×
×
homepage logo

PORT: Schools shouldn’t have excused students for anti-gun protests

By Staff | Mar 23, 2018

This past week, the school walk out protests, organized across the nation by left-wing groups, were executed with a degree of maturity I frankly didn’t expect.

Good work, kids. I’m sincerely glad you took the time to have your say, even though you’re mostly wrong.

The kids promoted the idea that school shootings and gun violence in America are some sort of an epidemic.

In reality, gun violence has been at or near generational lows for years now according to FBI data, and about 10 times more kids die walking or riding their bikes to school in a given year than from shootings at school (which have declined in both incidence and body counts over the past 25 years, contrary to the impression you might have gotten from sensational media coverage).

“Over the past quarter-century, on average about 10 students are slain in school shootings annually,” James Alan Fox, the Lipman Professor of Criminology, Law and Public Policy at Northeastern University, wrote for USA Today recently. “Compare the school fatality rate with the more than 100 school-age children accidentally killed each year riding their bikes or walking to school.”

If we really want to save the lives of children, where are the walk out protests in favor of mandatory bike helmet laws?

Still, one needn’t be correct to exercise the rights guaranteed us by the First Amendment.

Our public schools must, however, treat all speech equally.

Many schools in our part of the world excused students so they could participate in the demonstrations. That was the wrong decision, not least because it sets a precedent for future episodes of student activism.

One would hope that schools making an allowance for anti-gun rights demonstrations organized by left wing groups would show a similar deference and willingness to facilitate demonstrations against, say, abortion.

Could a pro-life organization hoping to rally students in favor of abortion restrictions expect the same level of cooperation anti-gun demonstrators got from school administrators?

Would students be allowed to disrupt class, and the school day, with no repercussions to speak out in favor of tax cuts?

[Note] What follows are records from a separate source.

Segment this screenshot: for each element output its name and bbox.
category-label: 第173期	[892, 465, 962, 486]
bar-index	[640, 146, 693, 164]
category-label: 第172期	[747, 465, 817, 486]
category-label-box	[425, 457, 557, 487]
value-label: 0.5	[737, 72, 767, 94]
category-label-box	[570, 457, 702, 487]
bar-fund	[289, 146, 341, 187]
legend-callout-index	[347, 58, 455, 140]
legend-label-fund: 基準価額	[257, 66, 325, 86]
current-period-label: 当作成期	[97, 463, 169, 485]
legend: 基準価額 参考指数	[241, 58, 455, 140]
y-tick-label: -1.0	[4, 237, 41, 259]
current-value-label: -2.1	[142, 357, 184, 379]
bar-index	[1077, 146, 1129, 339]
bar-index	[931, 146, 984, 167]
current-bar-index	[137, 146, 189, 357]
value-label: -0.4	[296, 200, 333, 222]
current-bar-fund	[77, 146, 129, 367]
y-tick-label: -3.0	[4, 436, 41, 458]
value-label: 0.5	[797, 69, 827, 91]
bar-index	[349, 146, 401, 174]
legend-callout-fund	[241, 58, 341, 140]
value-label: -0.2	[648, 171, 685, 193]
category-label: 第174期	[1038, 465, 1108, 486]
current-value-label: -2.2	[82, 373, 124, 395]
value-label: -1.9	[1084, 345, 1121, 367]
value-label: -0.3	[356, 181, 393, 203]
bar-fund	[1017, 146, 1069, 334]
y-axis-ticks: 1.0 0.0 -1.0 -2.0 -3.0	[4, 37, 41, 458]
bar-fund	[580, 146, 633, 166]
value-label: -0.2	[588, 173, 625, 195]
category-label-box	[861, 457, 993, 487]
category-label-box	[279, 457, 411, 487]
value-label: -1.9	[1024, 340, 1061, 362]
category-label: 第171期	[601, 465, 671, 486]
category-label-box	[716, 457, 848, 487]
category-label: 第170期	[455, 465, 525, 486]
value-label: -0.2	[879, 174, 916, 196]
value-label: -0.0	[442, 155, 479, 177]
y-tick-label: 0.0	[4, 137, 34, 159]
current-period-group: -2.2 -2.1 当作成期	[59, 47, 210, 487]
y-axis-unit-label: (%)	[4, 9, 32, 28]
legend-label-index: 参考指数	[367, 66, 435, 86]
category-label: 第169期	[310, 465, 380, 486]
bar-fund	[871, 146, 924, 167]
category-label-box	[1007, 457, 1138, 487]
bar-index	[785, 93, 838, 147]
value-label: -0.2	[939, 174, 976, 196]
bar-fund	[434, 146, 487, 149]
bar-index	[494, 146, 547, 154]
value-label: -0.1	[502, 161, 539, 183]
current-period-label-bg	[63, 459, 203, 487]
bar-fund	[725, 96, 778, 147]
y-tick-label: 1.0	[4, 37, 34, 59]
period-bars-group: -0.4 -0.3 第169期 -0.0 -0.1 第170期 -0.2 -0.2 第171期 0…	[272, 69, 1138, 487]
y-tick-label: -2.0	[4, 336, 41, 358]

Perhaps some right-of-center groups should test those questions, because school officials have now obligated themselves to a certain approach to student activism.

An important free speech concept is the idea that all speech should be treated equally. Public officials cannot pick and choose which sort of speech to facilitate, and which to inhibit, based on the content of that speech.

If anti-gun protesters get excused from class to demonstrate, so should protesters for any other cause. Including those school officials might find distasteful.

A better approach would have been for schools to apply their usual policies on absences. If schools allow parents to excuse their students for a protest, so be it. If the protesters are guilty of unexcused absences, then the usual penalties should apply.

After all, what good is an act of civil disobedience if there is no disobedience?